说是工作室,其实就是一间隔出来的民居,在西门外面的一条巷子里,从旧书店再往前走两百米,拐个弯,一栋灰扑扑的六层楼房,底楼,门口种着一棵枇杷树。树不大,叶子很厚,深绿色的,油亮亮的,像涂了一层蜡。四月份的时候结了果子,小小的,青绿色的,藏在叶子后面,不仔细看找不到。莫莉第一次去的时候,站在树下仰着头看了很久,说“这棵树以后会变成黄色的”,许柒说“嗯,到时候你来看”。
工作室不大,大约十五平米。一张长长的木桌,占了房间的一半。桌上铺着一张灰色的切割垫,几把剪刀,一卷牛皮纸,一盒针,几轴线和一堆莫莉叫不出名字的工具。靠墙是一排衣架,挂着许柒做的衣服——衬衫,裙子,外套,裤子。颜色都是素的,黑,白,灰,偶尔有一件藏蓝的,像深海的颜色。莫莉每次去都会在那排衣架前站一会儿,一件一件地看。她不会做衣服,但会看。看那些线条,那些褶皱,那些被熨斗烫得服服帖帖的、像在说“我是这里的一部分”的面料。她觉得许柒把话都缝进了衣服里。那些没说出口的、不知道怎么说的、说了也没人懂的话,变成了针脚,一道一道的,细密的,牢固的,不会松开的。
莫莉从大三下学期开始,也常常待在这间工作室里。她有自己的课,自己的作业,自己的稿子要画。但她会把画板、电脑、数位板搬过来,在木桌的另一头坐下来,画她的画。许柒在那头做衣服,她在这头画画。不说话。和图书馆一样,和蛋糕店一样,和每一个星期六一样。但这里不一样。图书馆是公共的,蛋糕店也是公共的。这里不是。这里只有她们两个人。门关上了,外面的人和事就被挡在了外面。枇杷树在窗口,风在窗口,阳光在窗口。它们可以进来。但它们不会说话。它们只是安静地待着,像两只蹲在窗台上的、慵懒的、不打扰任何人的猫。
四月的下午,莫莉坐在靠窗的位置画一张稿子。甲方要的,一个儿童绘本,关于一只找家的小猫。她画了很多遍了,小猫从这棵树跳到那棵树,从这片屋顶跳到那片屋顶。但它一直找不到家。不是因为没有家,是它不知道哪个是它的。所有的屋顶看起来都一样,灰色的,平平的,上面晒着被子、床单、枕头套。莫莉画着那些被子,觉得它们像一面一面白色的、软软的、被风吹得鼓起来的旗。旗在说“这里有人住”,但小猫听不到。
许柒在木桌的另一头裁布。她今天在做一件衬衫,白色的,亚麻的。布铺在切割垫上,她用一把很重的裁缝剪刀沿着纸样剪。剪刀很锋利,剪布的时候发出很干脆的咔嚓声,像在咬一口很脆的苹果。莫莉喜欢这个声音。她画不下去的时候,就听这个声音。咔嚓,咔嚓,咔嚓。一下一下的,有节奏的,像一颗在规律地跳动的心脏。
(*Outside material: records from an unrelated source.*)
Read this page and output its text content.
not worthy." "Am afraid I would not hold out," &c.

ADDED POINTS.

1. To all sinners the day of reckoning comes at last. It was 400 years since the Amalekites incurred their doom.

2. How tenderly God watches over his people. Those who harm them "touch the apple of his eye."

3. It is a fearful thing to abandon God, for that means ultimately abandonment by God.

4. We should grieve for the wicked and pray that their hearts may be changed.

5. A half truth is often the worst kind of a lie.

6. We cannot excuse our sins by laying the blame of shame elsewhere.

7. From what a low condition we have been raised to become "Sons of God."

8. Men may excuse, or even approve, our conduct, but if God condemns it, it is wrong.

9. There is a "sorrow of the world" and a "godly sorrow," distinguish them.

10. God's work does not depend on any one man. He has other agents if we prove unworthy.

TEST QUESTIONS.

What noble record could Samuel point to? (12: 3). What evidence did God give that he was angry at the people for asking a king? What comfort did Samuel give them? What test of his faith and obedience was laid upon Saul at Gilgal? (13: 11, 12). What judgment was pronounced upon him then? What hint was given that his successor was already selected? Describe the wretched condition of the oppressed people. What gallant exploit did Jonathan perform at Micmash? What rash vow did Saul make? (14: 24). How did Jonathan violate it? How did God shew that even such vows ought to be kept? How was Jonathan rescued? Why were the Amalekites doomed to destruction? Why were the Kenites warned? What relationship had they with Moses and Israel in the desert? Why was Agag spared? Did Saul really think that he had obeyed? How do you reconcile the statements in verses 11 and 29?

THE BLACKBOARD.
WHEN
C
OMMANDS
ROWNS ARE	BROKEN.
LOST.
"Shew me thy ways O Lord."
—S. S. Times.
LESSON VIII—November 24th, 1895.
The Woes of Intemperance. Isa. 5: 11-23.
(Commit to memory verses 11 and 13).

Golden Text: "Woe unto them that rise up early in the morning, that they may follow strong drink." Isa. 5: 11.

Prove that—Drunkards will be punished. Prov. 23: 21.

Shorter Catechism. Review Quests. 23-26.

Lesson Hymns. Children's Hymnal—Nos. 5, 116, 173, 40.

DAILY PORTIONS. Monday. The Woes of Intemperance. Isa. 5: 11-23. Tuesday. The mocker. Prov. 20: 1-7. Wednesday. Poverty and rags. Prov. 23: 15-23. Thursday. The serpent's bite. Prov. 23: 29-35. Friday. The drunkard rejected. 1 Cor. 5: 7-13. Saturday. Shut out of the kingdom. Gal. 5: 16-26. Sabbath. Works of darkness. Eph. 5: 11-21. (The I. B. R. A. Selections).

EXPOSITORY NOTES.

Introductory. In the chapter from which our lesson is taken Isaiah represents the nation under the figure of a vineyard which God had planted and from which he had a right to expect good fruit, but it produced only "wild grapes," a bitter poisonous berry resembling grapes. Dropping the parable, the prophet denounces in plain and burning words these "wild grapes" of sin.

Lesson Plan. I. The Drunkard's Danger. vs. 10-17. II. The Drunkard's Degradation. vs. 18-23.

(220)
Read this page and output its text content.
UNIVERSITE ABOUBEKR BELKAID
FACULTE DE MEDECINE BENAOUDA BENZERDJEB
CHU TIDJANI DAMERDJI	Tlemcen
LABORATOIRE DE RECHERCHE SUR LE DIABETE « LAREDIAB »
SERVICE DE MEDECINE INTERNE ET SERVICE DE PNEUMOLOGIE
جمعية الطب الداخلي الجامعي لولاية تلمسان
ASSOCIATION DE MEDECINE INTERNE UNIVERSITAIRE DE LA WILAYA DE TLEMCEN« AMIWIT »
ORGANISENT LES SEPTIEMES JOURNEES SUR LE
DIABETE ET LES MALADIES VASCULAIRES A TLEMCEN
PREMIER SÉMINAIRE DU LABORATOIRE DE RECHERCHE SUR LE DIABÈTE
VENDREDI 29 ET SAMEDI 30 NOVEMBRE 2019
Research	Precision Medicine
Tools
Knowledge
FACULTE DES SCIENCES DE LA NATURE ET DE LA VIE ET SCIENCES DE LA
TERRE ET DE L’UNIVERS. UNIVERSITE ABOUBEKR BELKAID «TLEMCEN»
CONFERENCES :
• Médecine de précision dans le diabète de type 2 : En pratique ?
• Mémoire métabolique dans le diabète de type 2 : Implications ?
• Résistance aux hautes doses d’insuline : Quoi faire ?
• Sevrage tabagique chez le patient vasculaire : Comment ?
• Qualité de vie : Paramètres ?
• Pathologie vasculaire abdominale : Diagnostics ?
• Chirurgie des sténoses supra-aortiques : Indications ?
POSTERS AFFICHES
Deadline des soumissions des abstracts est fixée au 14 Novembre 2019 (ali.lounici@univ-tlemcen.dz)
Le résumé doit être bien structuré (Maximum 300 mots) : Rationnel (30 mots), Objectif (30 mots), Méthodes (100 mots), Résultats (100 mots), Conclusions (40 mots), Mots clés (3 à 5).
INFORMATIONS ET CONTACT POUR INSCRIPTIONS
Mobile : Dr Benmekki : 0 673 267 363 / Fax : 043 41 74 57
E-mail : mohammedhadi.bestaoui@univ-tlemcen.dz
她放下数位笔,看着许柒。许柒低着头,专注在布上。她的左手按着纸样,右手握着剪刀,手指的骨节因为用力微微泛白。她的睫毛垂着,在颧骨上投下一小片扇形的阴影。她的嘴唇抿着,没有表情,但莫莉知道她不是没有表情。她是把表情收起来了,收在一个很深很深的地方,像把一枚很珍贵的、怕丢的、不想被别人看到的硬币藏在了抽屉的最里面。只有她知道那里有一枚硬币。许柒不知道她知道。
“你在看什么?”许柒没有抬头。
莫莉愣了一下。“没有。在休息。”
许柒没有追问。她继续剪布。剪刀在布上走了一个弧线,转弯的地方没有停顿,很流畅,像一个在纸上画圆的人,手不抖,心不慌,笔不犹豫。莫莉看着那个弧线,觉得许柒的手比她稳。她的手会抖。画细线的时候会抖,画长线的时候会抖,画到那些很重要的、不能出错的、一笔画错就全毁了的线条的时候,手会抖得很厉害。她不知道为什么。可能是因为紧张,可能是因为没有安全感,可能是因为她总在担心“画错了怎么办”。许柒不会。许柒的手是信的。信自己,信剪刀,信那块布。信它不会跑,不会皱,不会被剪坏。信它会变成一件好看的衣服,被人穿在身上,穿很久。
“许柒。”
“嗯。”
“你以后想做自己的品牌吗?”
许柒放下剪刀,抬起头。她的眼睛被窗外的光照着,变成了浅棕色。和摩天轮上一样,和蛋糕店里一样。那种颜色很淡,淡到像一杯被冲了很多遍的、快要没有味道了的、但还留着一点点茶香的茶。
“想做。”许柒说。“做那种——不会过时的衣服。”
“不会过时是什么意思?”
许柒想了想。她没有马上回答。她用剪子把裁好的布片拿起来,对着光看了看。布是半透明的,在阳光下像一层薄薄的、白色的、会呼吸的皮肤。
“就是——你买了它,十年后穿,还是觉得它是你的。”许柒把那片布放下来,叠好,放在一边。“不是因为它没有变,是你变了,但它还适合你。”
莫莉看着她把布片一片一片地叠起来,摞在一起,整齐的,边角对边角,像一栋在建的、很小的、白色的房子的砖。她觉得许柒说的不是衣服。许柒说的是一种关系——你变了,但它还适合你。不会因为你的变化而变得不合适。不会因为你长大了、变老了、不再是以前那个你了,它就离开了。它还在。在你的衣柜里,在你的身上,在你的皮肤和你的心之间。
“你呢?”许柒问。“你以后想做什么?”
“插画师。”莫莉说。“画绘本。画那种——小孩看了会笑,大人看了会哭的东西。”
许柒看着她。窗外的阳光从枇杷树的叶子之间漏下来,一小块一小块的,落在莫莉的脸上、肩上、手上。她的手放在数位板上,手指微微蜷着,像在握一支看不见的笔。
“你会画出来的。”许柒说。
莫莉笑了一下。不是嘴角动一下的那种笑,是真的笑。眼睛弯了,嘴角扬了。她不知道自己为什么笑。可能是许柒说“你会画出来的”,语气和她说“这个菜咸了”一模一样。平淡的,确定的,不需要被质疑的。她相信许柒说的话。不是因为许柒不会撒谎,是因为许柒不说她不确定的事。她说“你会画出来的”,就是“你会画出来的”。不是“我希望你画出来”,不是“你应该可以画出来”。是“你会”。两个字。一个句号。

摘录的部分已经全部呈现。